Occasionally during a long business career I would wonder whether what I was doing was at all beneficial to mankind. It might have been a stretch, but I could rationalize that by indirectly helping my company produce affordable apparel I was supplying one of people’s basic needs. I didn’t ponder the question very often because most of my time was divided between work and family. But when I retired after 40-plus years, I was able to revisit the question and maybe deal with it in a more honest and direct manner.
I suppose most people’s dream of retirement is to be able to do all the things you couldn’t when you had to spend the bulk of your time earning a living. In my case, traveling, gardening and playing golf were great, but they left a lot of hours to be filled. I remember spending the first winter of my retirement in Florida enjoying the weather but not much else.
The next winter I was doing tax returns for senior citizens and others of moderate means as a volunteer with the American Association of Retired Persons (AARP). It wasn’t the Peace Corps or Habitat for Humanity, but I am not too good at building houses, and my wife would probably object to my going off to a Third World country. Doing tax returns is something I’m good at, and I was helping people. I enjoyed the experience so much that I subsequently became the accountant for a volunteer organization at a hospital and, later, one at a nursing home. Two years after starting with the hospital, I joined SCORE.
SCORE is the Service Corps of Retired Executives, a nationwide organization of volunteers who offer advice to people wanting to start businesses or who are having problems with their existing small companies. The local group I joined had an office in downtown Cleveland. I’m sure there are people who view us as a bunch of older men and women just looking for an excuse to get out of the house and a place to hang out. I probably imagined the same thing before I got involved.
I remember wondering whether I could help a person who wanted to open a restaurant, a beauty shop or an office cleaning service. I’d spent my years in the corporate world of large organizations, and the problems I’d dealt with seemed a world apart from those of budding entrepreneurs. It soon became apparent, though, that the situations were not that different. Many problems require mostly common sense, and if you live long enough you acquire a lot of that. It’s a little like being back at work, solving challenging problems but without the pressure we all were happy to give up when we retired.
Sometimes our greatest contribution is to persuade a person not to go forward with a venture they’re certain will work. One woman came to us wanting to open a store and sell religious items like Bibles, religious CDs and choir robes. When asked why she wanted to give up her good job and undertake this venture, she said, “The Lord wants me to do it” — a tough argument to refute.
It took several sessions, but after taking her through the numbers we were eventually able to explain to her how many Bibles and CDs she would have to sell each day just to pay the rent on the store and replace her current salary, which she depended on to feed and shelter her family. To keep her right with the Lord, we suggested she arrange instead to sell her products through local churches. She could give them a share of the profits and keep her own finances secure. She left with a smile on her face.

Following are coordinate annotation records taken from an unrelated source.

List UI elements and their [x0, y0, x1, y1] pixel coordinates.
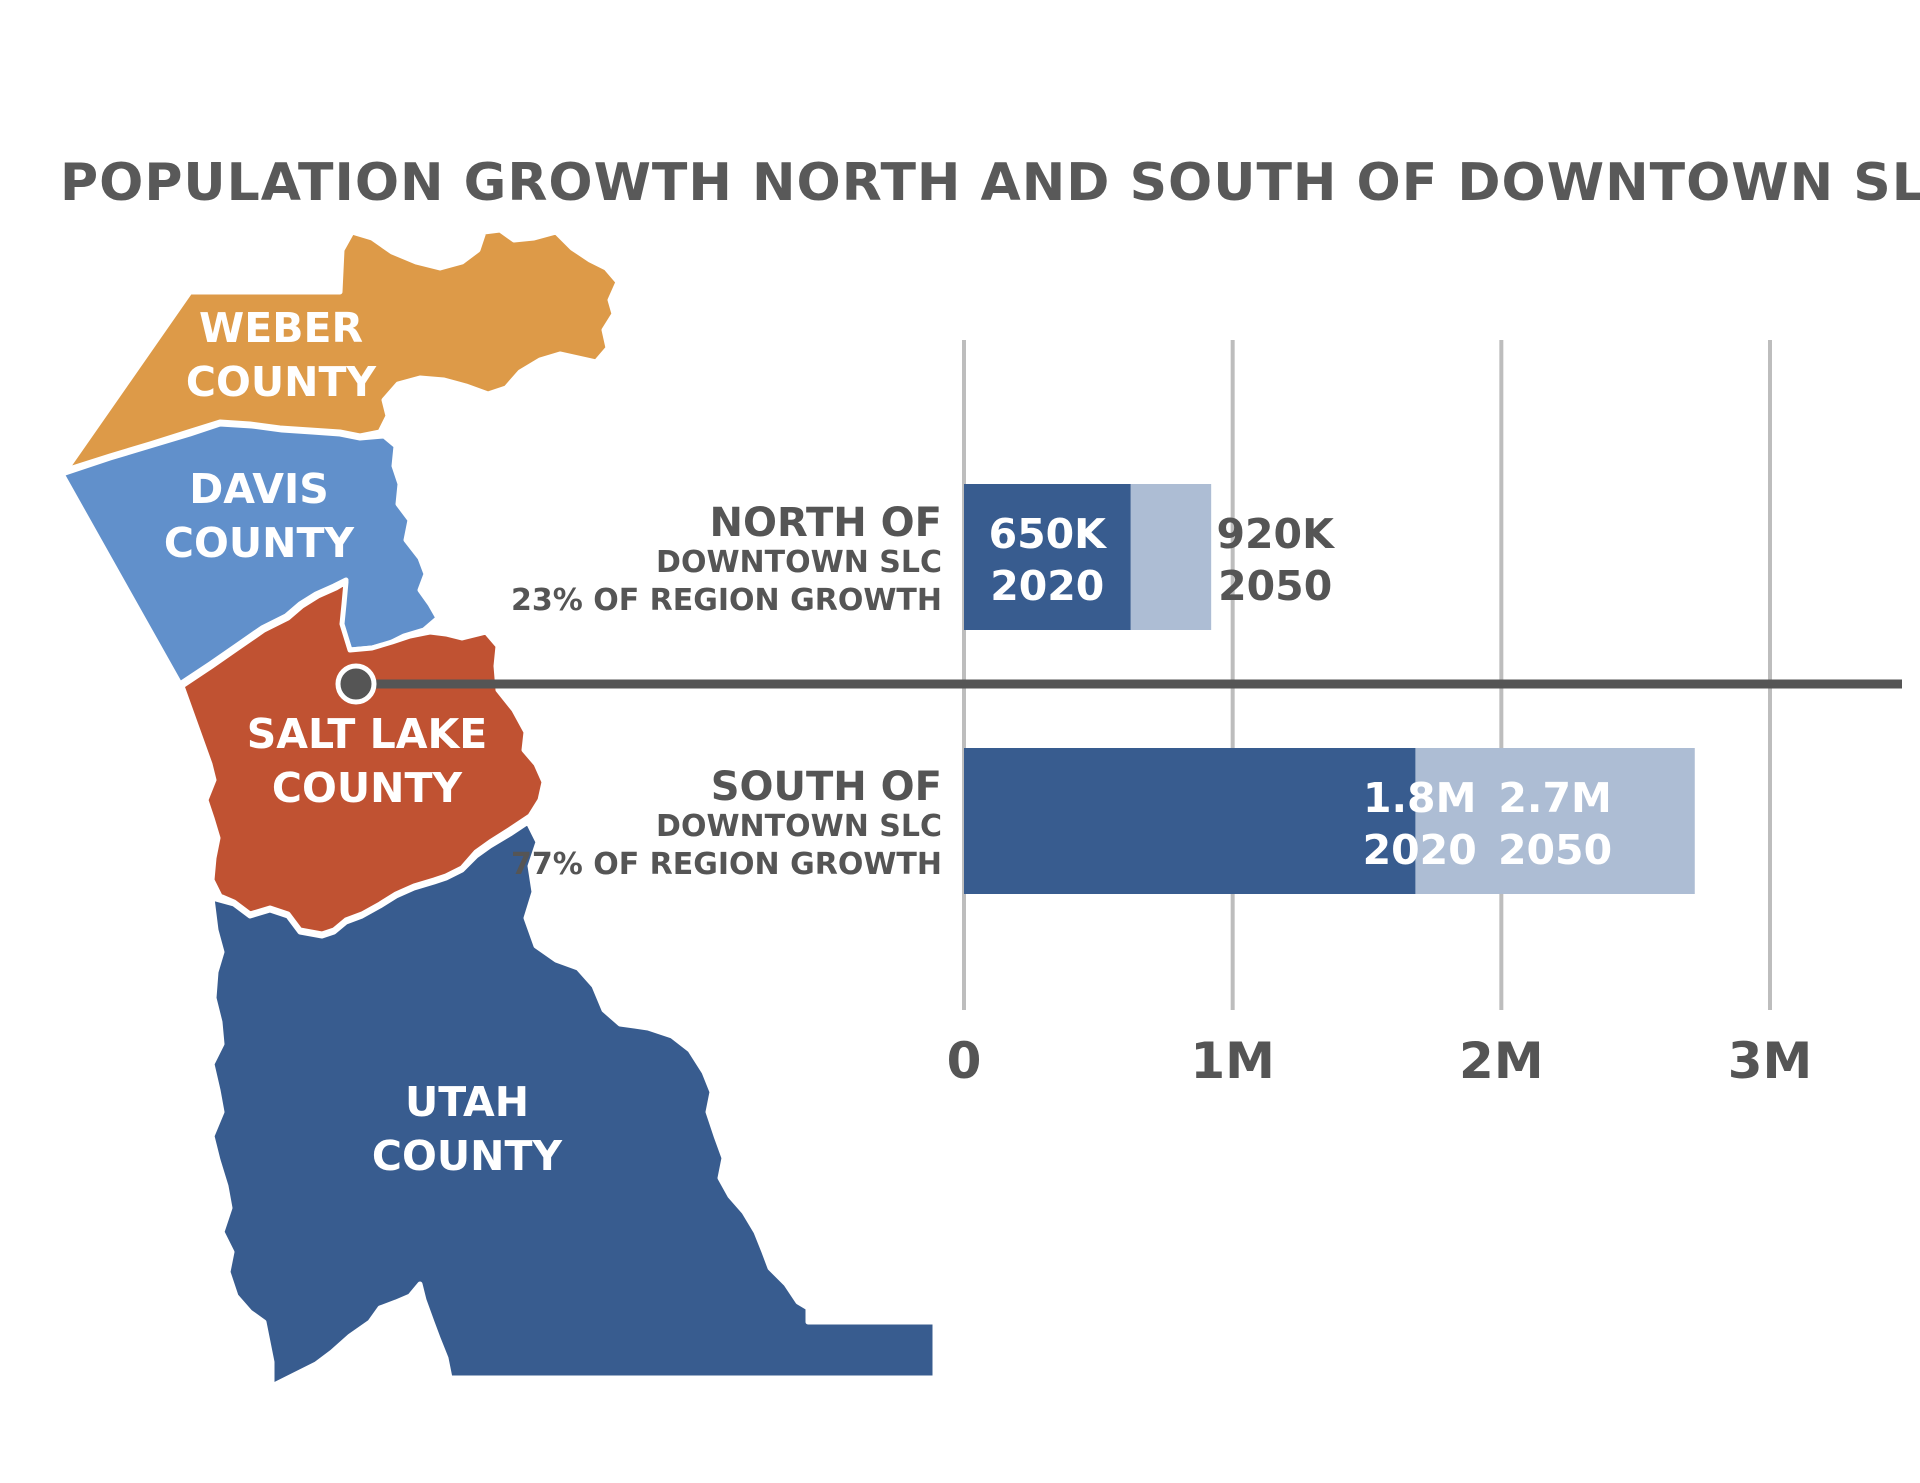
- value-label-2050: 2.7M: [1498, 774, 1611, 822]
- weber-county-label-line2: COUNTY: [186, 358, 378, 406]
- tick-labels: 0 1M 2M 3M: [947, 1032, 1813, 1090]
- chart-title: POPULATION GROWTH NORTH AND SOUTH OF DOW…: [60, 153, 1920, 213]
- x-tick-label: 1M: [1190, 1032, 1275, 1090]
- x-tick-label: 0: [947, 1032, 982, 1090]
- category-label-line3: 77% OF REGION GROWTH: [511, 847, 942, 882]
- downtown-slc-marker: [335, 663, 377, 705]
- bar-2020: [964, 748, 1416, 894]
- bars: [964, 484, 1695, 894]
- series-label-2020: 2020: [990, 562, 1104, 610]
- category-label-line2: DOWNTOWN SLC: [656, 545, 942, 580]
- weber-county-label-line1: WEBER: [199, 304, 363, 352]
- utah-county-shape: [209, 819, 938, 1389]
- salt-lake-county-label-line2: COUNTY: [272, 764, 464, 812]
- gridlines: [962, 340, 1772, 1010]
- davis-county-label-line2: COUNTY: [164, 519, 356, 567]
- series-label-2050: 2050: [1498, 826, 1612, 874]
- series-label-2020: 2020: [1363, 826, 1477, 874]
- series-label-2050: 2050: [1218, 562, 1332, 610]
- category-label-line3: 23% OF REGION GROWTH: [511, 583, 942, 618]
- davis-county-label-line1: DAVIS: [189, 465, 329, 513]
- category-label-line1: NORTH OF: [710, 500, 943, 546]
- utah-county-label-line1: UTAH: [405, 1078, 529, 1126]
- value-label-2020: 650K: [989, 510, 1109, 558]
- category-label-line2: DOWNTOWN SLC: [656, 809, 942, 844]
- x-tick-label: 3M: [1728, 1032, 1813, 1090]
- value-label-2050: 920K: [1216, 510, 1336, 558]
- county-map: WEBER COUNTY DAVIS COUNTY SALT LAKE COUN…: [59, 227, 938, 1389]
- utah-county-label-line2: COUNTY: [372, 1132, 564, 1180]
- bar-2020: [964, 484, 1131, 630]
- x-tick-label: 2M: [1459, 1032, 1544, 1090]
- category-label-line1: SOUTH OF: [711, 764, 942, 810]
- value-label-2020: 1.8M: [1363, 774, 1476, 822]
- salt-lake-county-label-line1: SALT LAKE: [247, 710, 487, 758]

Another time a man who had realized his dream of opening an entertainment center and restaurant was faced with seemingly insurmountable problems because of delays getting started. His losses threatened to wipe out the venture just as it was getting under way. It was apparent that he was extremely depressed, and his wife was concerned for his health. I made some suggestions to help him get through this difficult start-up period.
I also told him he needed to step back and see that the world would not end if the business failed. He had retired with a good pension, and while he might lose most of his net worth, he and his wife would still have a sufficient income to live reasonably well. I also reminded him that there are no longer debtor’s prisons. A month later I got a card from his wife saying how much better his outlook was and that the business was still operating. That day I went home with a smile on my face.
Getting to know people who have lived interesting lives is equally as interesting as discussing plans and aspirations with much younger people. During my time at SCORE I’ve counseled, among others, a dancer who wanted to open her own school, a woman who wanted to design and sell hip-hop clothing, and a young man who wanted to make movies.
At SCORE we talk about encouraging entrepreneurship, making a contribution to the economy and spurring economic growth, but what we are really doing is helping people.
I’ve decided this is how I want to spend my free time. It helps me go to sleep most nights feeling it has been a good and productive day.
Besides, it is a good excuse to get out of the house and a cool place to hang out.
Cal Cohen was vice president and chief financial officer of Bobbie Brooks Inc. in Cleveland.